God does indeed visit with wrath, but not only does He remember mercy, like something that is in the back of His mind that he could have forgotten about. Mercy is at the forefront of His mind and always has been. He visits the wrath upon His own son — it is mercy at the pinnacle of all cosmic beauty and glory.
even as he chose us in him before the foundation of the world, that we should be holy and blameless before him. In love he predestined us for adoption to himself as sons through Jesus Christ, according to the purpose of his will, to the praise of his glorious grace, with which he has blessed us in the Beloved. In him we have redemption through his blood, the forgiveness of our trespasses, according to the riches of his grace, which he lavished upon us, in all wisdom and insight making known to us the mystery of his will, according to his purpose, which he set forth in Christ as a plan for the fullness of time, to unite all things in him, things in heaven and things on earth.” (Ephesians 1:3–10, ESV)
This is why God’s glory goes forth as the waters cover the sea. This is the mystery that deserves to be recalled in prayer and remembered in song. In God’s wrath, He has remembered mercy. God is not fickle and irritated and unhinged.
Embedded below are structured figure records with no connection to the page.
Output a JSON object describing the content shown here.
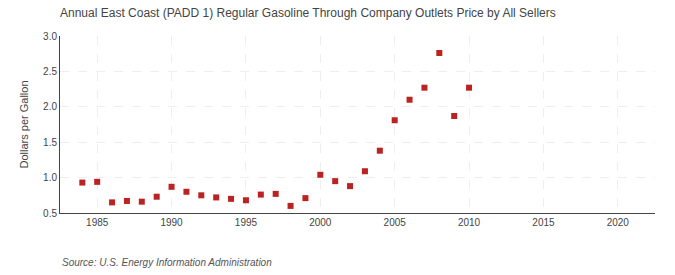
{
  "chart_data": {
    "type": "scatter",
    "title": "Annual East Coast (PADD 1) Regular Gasoline Through Company Outlets Price by All Sellers",
    "ylabel": "Dollars per Gallon",
    "annotations": [
      "Source: U.S. Energy Information Administration"
    ],
    "x": [
      1984,
      1985,
      1986,
      1987,
      1988,
      1989,
      1990,
      1991,
      1992,
      1993,
      1994,
      1995,
      1996,
      1997,
      1998,
      1999,
      2000,
      2001,
      2002,
      2003,
      2004,
      2005,
      2006,
      2007,
      2008,
      2009,
      2010
    ],
    "values": [
      0.93,
      0.94,
      0.65,
      0.67,
      0.66,
      0.73,
      0.87,
      0.8,
      0.75,
      0.72,
      0.7,
      0.68,
      0.76,
      0.77,
      0.6,
      0.71,
      1.04,
      0.95,
      0.88,
      1.09,
      1.38,
      1.81,
      2.1,
      2.27,
      2.76,
      1.87,
      2.27
    ],
    "color": "#bb2222",
    "marker": "square",
    "xlim": [
      1982.5,
      2022.5
    ],
    "ylim": [
      0.5,
      3.0
    ],
    "xticks": [
      1985,
      1990,
      1995,
      2000,
      2005,
      2010,
      2015,
      2020
    ],
    "yticks": [
      0.5,
      {
        "value": 1.0,
        "label": "1.0"
      },
      1.5,
      {
        "value": 2.0,
        "label": "2.0"
      },
      2.5,
      {
        "value": 3.0,
        "label": "3.0"
      }
    ],
    "grid": true
  }
}
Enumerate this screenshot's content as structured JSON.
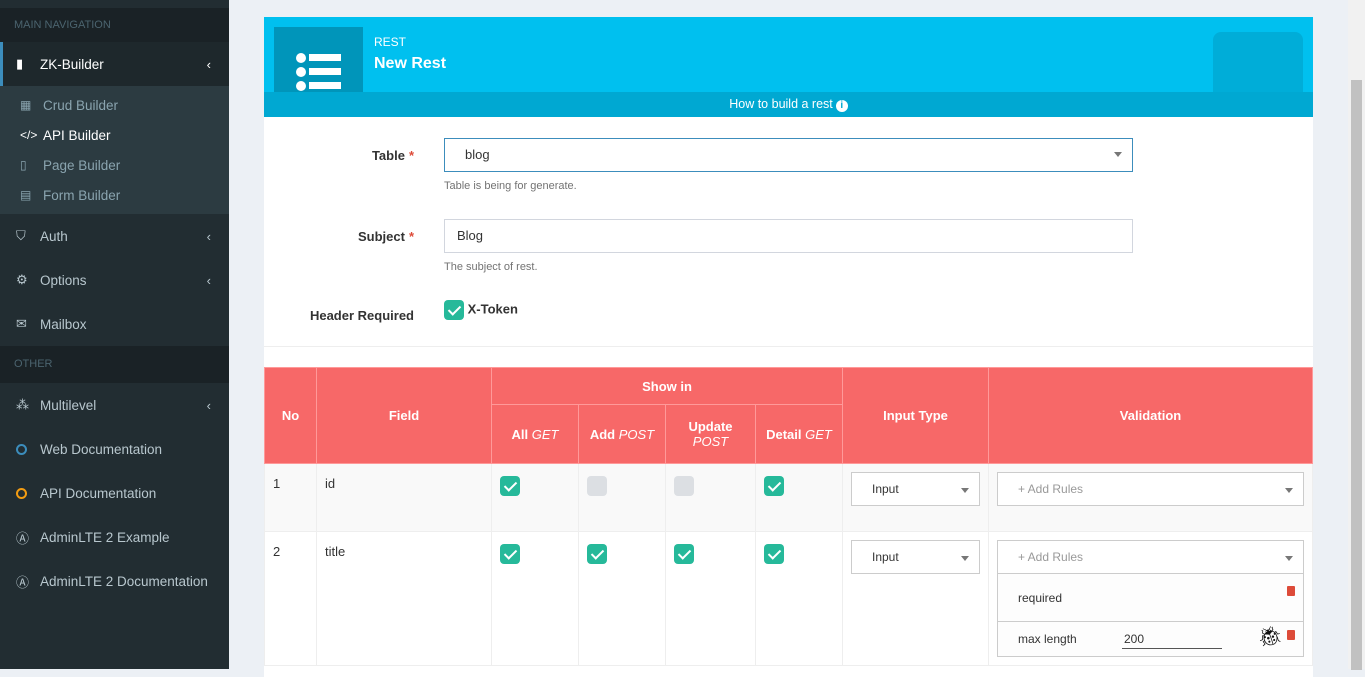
{
  "sidebar": {
    "main_header": "MAIN NAVIGATION",
    "zk_builder": "ZK-Builder",
    "sub": [
      "Crud Builder",
      "API Builder",
      "Page Builder",
      "Form Builder"
    ],
    "auth": "Auth",
    "options": "Options",
    "mailbox": "Mailbox",
    "other_header": "OTHER",
    "multilevel": "Multilevel",
    "web_doc": "Web Documentation",
    "api_doc": "API Documentation",
    "adminlte": "AdminLTE 2 Example",
    "adminlte_doc": "AdminLTE 2 Documentation"
  },
  "header": {
    "small": "REST",
    "title": "New Rest",
    "howto": "How to build a rest",
    "info_icon": "i"
  },
  "form": {
    "table_label": "Table",
    "table_value": "blog",
    "table_help": "Table is being for generate.",
    "subject_label": "Subject",
    "subject_value": "Blog",
    "subject_help": "The subject of rest.",
    "header_label": "Header Required",
    "xtoken": "X-Token",
    "required_mark": "*"
  },
  "table": {
    "headers": {
      "no": "No",
      "field": "Field",
      "show_in": "Show in",
      "all": "All",
      "add": "Add",
      "update": "Update",
      "detail": "Detail",
      "get": "GET",
      "post": "POST",
      "input_type": "Input Type",
      "validation": "Validation"
    },
    "rows": [
      {
        "no": "1",
        "field": "id",
        "all": true,
        "add": false,
        "update": false,
        "detail": true,
        "input_type": "Input",
        "rules_placeholder": "+ Add Rules"
      },
      {
        "no": "2",
        "field": "title",
        "all": true,
        "add": true,
        "update": true,
        "detail": true,
        "input_type": "Input",
        "rules_placeholder": "+ Add Rules",
        "rules": [
          {
            "name": "required"
          },
          {
            "name": "max length",
            "value": "200"
          }
        ]
      }
    ]
  },
  "colors": {
    "sidebar": "#222d32",
    "header": "#00c0ef",
    "table_header": "#f76868",
    "check": "#26b99a"
  }
}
He is holy, and he will wash that stain of sin off in a fountain filled with blood — a fountain of His mercy. Be reconciled to God. Lay down the questions. Lay down the fight. Lay down the pretense that you can stand in that mirror without need of correction and repentance. See your sin, but see your savior; come to Him for mercy.

Conclusion

For God did not send his Son into the world to condemn the world, but in order that the world might be saved through him.” (John 3:17, ESV)
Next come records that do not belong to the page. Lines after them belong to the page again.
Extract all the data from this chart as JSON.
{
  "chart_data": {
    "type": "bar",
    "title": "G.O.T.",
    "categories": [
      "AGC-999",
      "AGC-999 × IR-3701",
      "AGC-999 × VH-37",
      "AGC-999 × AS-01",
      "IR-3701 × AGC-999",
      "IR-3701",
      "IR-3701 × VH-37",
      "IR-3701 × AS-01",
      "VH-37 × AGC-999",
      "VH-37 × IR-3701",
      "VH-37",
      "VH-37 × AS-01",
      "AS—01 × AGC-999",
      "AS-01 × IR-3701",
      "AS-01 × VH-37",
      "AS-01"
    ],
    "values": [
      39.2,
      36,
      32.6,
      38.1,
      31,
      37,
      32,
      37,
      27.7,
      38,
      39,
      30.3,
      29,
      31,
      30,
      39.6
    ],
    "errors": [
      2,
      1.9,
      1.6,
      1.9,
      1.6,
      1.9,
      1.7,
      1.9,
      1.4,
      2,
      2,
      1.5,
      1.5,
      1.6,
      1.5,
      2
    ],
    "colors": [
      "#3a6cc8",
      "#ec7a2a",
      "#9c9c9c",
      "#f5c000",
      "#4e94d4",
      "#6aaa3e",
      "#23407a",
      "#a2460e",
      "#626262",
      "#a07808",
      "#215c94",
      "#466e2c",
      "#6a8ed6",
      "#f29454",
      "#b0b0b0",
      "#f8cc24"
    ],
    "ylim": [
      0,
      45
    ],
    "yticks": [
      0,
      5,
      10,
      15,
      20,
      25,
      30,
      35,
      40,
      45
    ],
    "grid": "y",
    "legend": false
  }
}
THE MINISTRY OF THE LORD’S SUPPER
Leader: Lift up your hearts!
Congregation: We lift them up to the Lord.
Leader: Let us give thanks to the Lord our God.
Congregation: It is right for us to give thanks and praise!
CONFESSION OF FAITH
The Apostles’ Creed p. 851
INVITATION TO THE LORD’S TABLE
Minister: Here is the table of the Lord, we are gathered to his supper for a foretaste of things eternal. All who have faith in the risen lord and are united with his church in baptism are invited to come. Come, you who are fearful, to find peace in him. Come, you who are weak, to be made strong in faith. Come, you who are broken, and be made whole. It is not I who invite you, but the Lord. You who trust in him, come.
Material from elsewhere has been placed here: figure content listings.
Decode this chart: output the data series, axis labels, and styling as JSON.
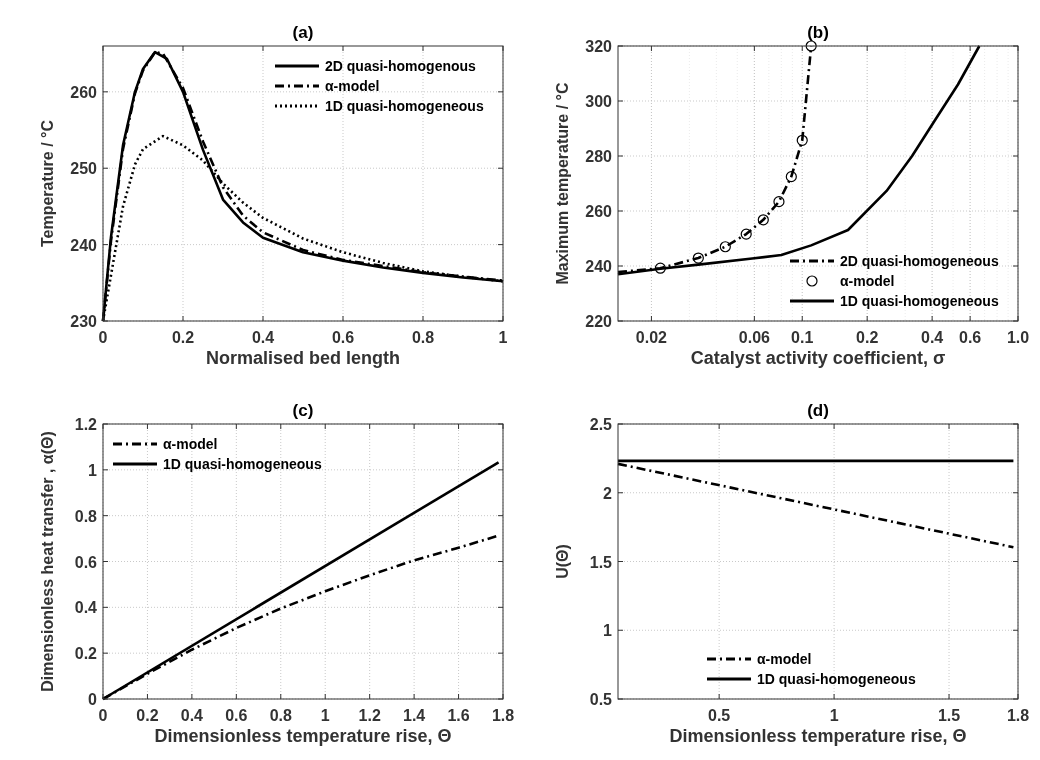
{
  "chart_data": [
    {
      "type": "line",
      "title": "(a)",
      "xlabel": "Normalised bed length",
      "ylabel": "Temperature / °C",
      "xlim": [
        0,
        1
      ],
      "ylim": [
        230,
        266
      ],
      "xticks": [
        0,
        0.2,
        0.4,
        0.6,
        0.8,
        1
      ],
      "yticks": [
        230,
        240,
        250,
        260
      ],
      "grid": true,
      "legend": "top right",
      "series": [
        {
          "name": "2D quasi-homogenous",
          "color": "#000000",
          "line_style": "solid",
          "x": [
            0,
            0.02,
            0.05,
            0.08,
            0.1,
            0.13,
            0.16,
            0.2,
            0.25,
            0.3,
            0.35,
            0.4,
            0.5,
            0.6,
            0.7,
            0.8,
            0.9,
            1
          ],
          "values": [
            230,
            241,
            253,
            260,
            263,
            265.2,
            264.3,
            260,
            252.4,
            245.9,
            242.9,
            240.9,
            239,
            237.9,
            237,
            236.3,
            235.7,
            235.2
          ]
        },
        {
          "name": "α-model",
          "color": "#000000",
          "line_style": "dashdot",
          "x": [
            0,
            0.02,
            0.05,
            0.08,
            0.1,
            0.13,
            0.15,
            0.2,
            0.25,
            0.3,
            0.35,
            0.4,
            0.5,
            0.6,
            0.7,
            0.8,
            0.9,
            1
          ],
          "values": [
            230,
            240.5,
            252.5,
            259.8,
            262.8,
            265.2,
            265,
            260.5,
            253.5,
            247.5,
            243.8,
            241.6,
            239.3,
            238,
            237.2,
            236.4,
            235.8,
            235.3
          ]
        },
        {
          "name": "1D quasi-homogeneous",
          "color": "#000000",
          "line_style": "dotted",
          "x": [
            0,
            0.02,
            0.05,
            0.08,
            0.1,
            0.15,
            0.2,
            0.25,
            0.3,
            0.35,
            0.4,
            0.5,
            0.6,
            0.7,
            0.8,
            0.9,
            1
          ],
          "values": [
            230,
            236,
            245,
            250.5,
            252.5,
            254.2,
            253,
            251,
            248,
            245.5,
            243.5,
            240.8,
            239,
            237.6,
            236.5,
            235.8,
            235.2
          ]
        }
      ]
    },
    {
      "type": "line",
      "title": "(b)",
      "xlabel": "Catalyst activity coefficient, σ",
      "ylabel": "Maximum temperature / °C",
      "log": "x",
      "xlim": [
        0.014,
        1
      ],
      "ylim": [
        220,
        320
      ],
      "xticks": [
        0.02,
        0.06,
        0.1,
        0.2,
        0.4,
        0.6,
        {
          "value": 1,
          "label": "1.0"
        }
      ],
      "yticks": [
        220,
        240,
        260,
        280,
        300,
        320
      ],
      "grid": true,
      "legend": "bottom right",
      "series": [
        {
          "name": "2D quasi-homogeneous",
          "color": "#000000",
          "line_style": "dashdot",
          "x": [
            0.014,
            0.022,
            0.033,
            0.044,
            0.055,
            0.066,
            0.078,
            0.089,
            0.1,
            0.11
          ],
          "values": [
            237.8,
            239.2,
            242.9,
            247,
            251.6,
            256.8,
            263.4,
            272.5,
            285.7,
            320
          ]
        },
        {
          "name": "α-model",
          "type": "scatter",
          "color": "#000000",
          "marker": "circle",
          "x": [
            0.022,
            0.033,
            0.044,
            0.055,
            0.066,
            0.078,
            0.089,
            0.1,
            0.11
          ],
          "values": [
            239.2,
            242.9,
            247,
            251.6,
            256.8,
            263.4,
            272.5,
            285.7,
            320
          ]
        },
        {
          "name": "1D quasi-homogeneous",
          "color": "#000000",
          "line_style": "solid",
          "x": [
            0.014,
            0.022,
            0.033,
            0.06,
            0.08,
            0.11,
            0.163,
            0.246,
            0.323,
            0.41,
            0.527,
            0.662
          ],
          "values": [
            237,
            239,
            240.5,
            242.8,
            244,
            247.5,
            253.1,
            267.3,
            280,
            292.7,
            306,
            320
          ]
        }
      ]
    },
    {
      "type": "line",
      "title": "(c)",
      "xlabel": "Dimensionless temperature rise, Θ",
      "ylabel": "Dimensionless heat transfer , α(Θ)",
      "xlim": [
        0,
        1.8
      ],
      "ylim": [
        0,
        1.2
      ],
      "xticks": [
        0,
        0.2,
        0.4,
        0.6,
        0.8,
        1,
        1.2,
        1.4,
        1.6,
        1.8
      ],
      "yticks": [
        0,
        0.2,
        0.4,
        0.6,
        0.8,
        1,
        1.2
      ],
      "grid": true,
      "legend": "top left",
      "series": [
        {
          "name": "α-model",
          "color": "#000000",
          "line_style": "dashdot",
          "x": [
            0,
            0.2,
            0.4,
            0.6,
            0.8,
            1,
            1.2,
            1.4,
            1.6,
            1.78
          ],
          "values": [
            0,
            0.11,
            0.215,
            0.31,
            0.395,
            0.47,
            0.54,
            0.605,
            0.66,
            0.713
          ]
        },
        {
          "name": "1D quasi-homogeneous",
          "color": "#000000",
          "line_style": "solid",
          "x": [
            0,
            1.78
          ],
          "values": [
            0,
            1.033
          ]
        }
      ]
    },
    {
      "type": "line",
      "title": "(d)",
      "xlabel": "Dimensionless temperature rise, Θ",
      "ylabel": "U(Θ)",
      "xlim": [
        0.06,
        1.8
      ],
      "ylim": [
        0.5,
        2.5
      ],
      "xticks": [
        0.5,
        1,
        1.5,
        1.8
      ],
      "yticks": [
        0.5,
        1,
        1.5,
        2,
        2.5
      ],
      "grid": true,
      "legend": "bottom",
      "series": [
        {
          "name": "α-model",
          "color": "#000000",
          "line_style": "dashdot",
          "x": [
            0.06,
            1.78
          ],
          "values": [
            2.21,
            1.604
          ]
        },
        {
          "name": "1D quasi-homogeneous",
          "color": "#000000",
          "line_style": "solid",
          "x": [
            0.06,
            1.78
          ],
          "values": [
            2.232,
            2.232
          ]
        }
      ]
    }
  ]
}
Congregation: What shall we render unto the Lord for all his benefits toward us? We will take the cup of salvation and call upon the name of the Lord. Christ our Passover is sacrificed for us, therefore let us keep the feast. O taste and see that the Lord is good. Blessed are they who trust in him.
PRAYER OF THANKSGIVING
DISTRIBUTION OF THE ELEMENTS
SHARING OF THE LORD’S SUPPER
THE WORDS OF INSTITUTION 1 Corinthians 11:23-26
For I received from the Lord what I also delivered to you, that the Lord Jesus on the night when he was betrayed took bread, and when he had given thanks, he broke it, and said, “This is my body, which is for you. Do this in remembrance of me.” In the same way also he took the cup, after supper, saying, “This cup is the new covenant in my blood. Do this, as often as you drink it, in remembrance of me.” For as often as you eat this bread and drink the cup, you proclaim the Lord's death until he comes.
“Eat, Drink, Remember, & Believe”
†OUR RESPONSE #234
Tune: The God of Abraham Praise
The whole triumphant host gives thanks to God on high;
“Hail, Father, Son, and Holy Ghost!” they ever cry.
Hail, Abraham’s God and mine! I join the heav’nly lays;
all might and majesty are thine, and endless praise.
†BENEDICTION: GOD’S BLESSING FOR HIS PEOPLE
The Lord bless you and keep you. The Lord makes His face to shine upon you and is gracious to you. The Lord lifts up His countenance upon you and gives you peace. Amen.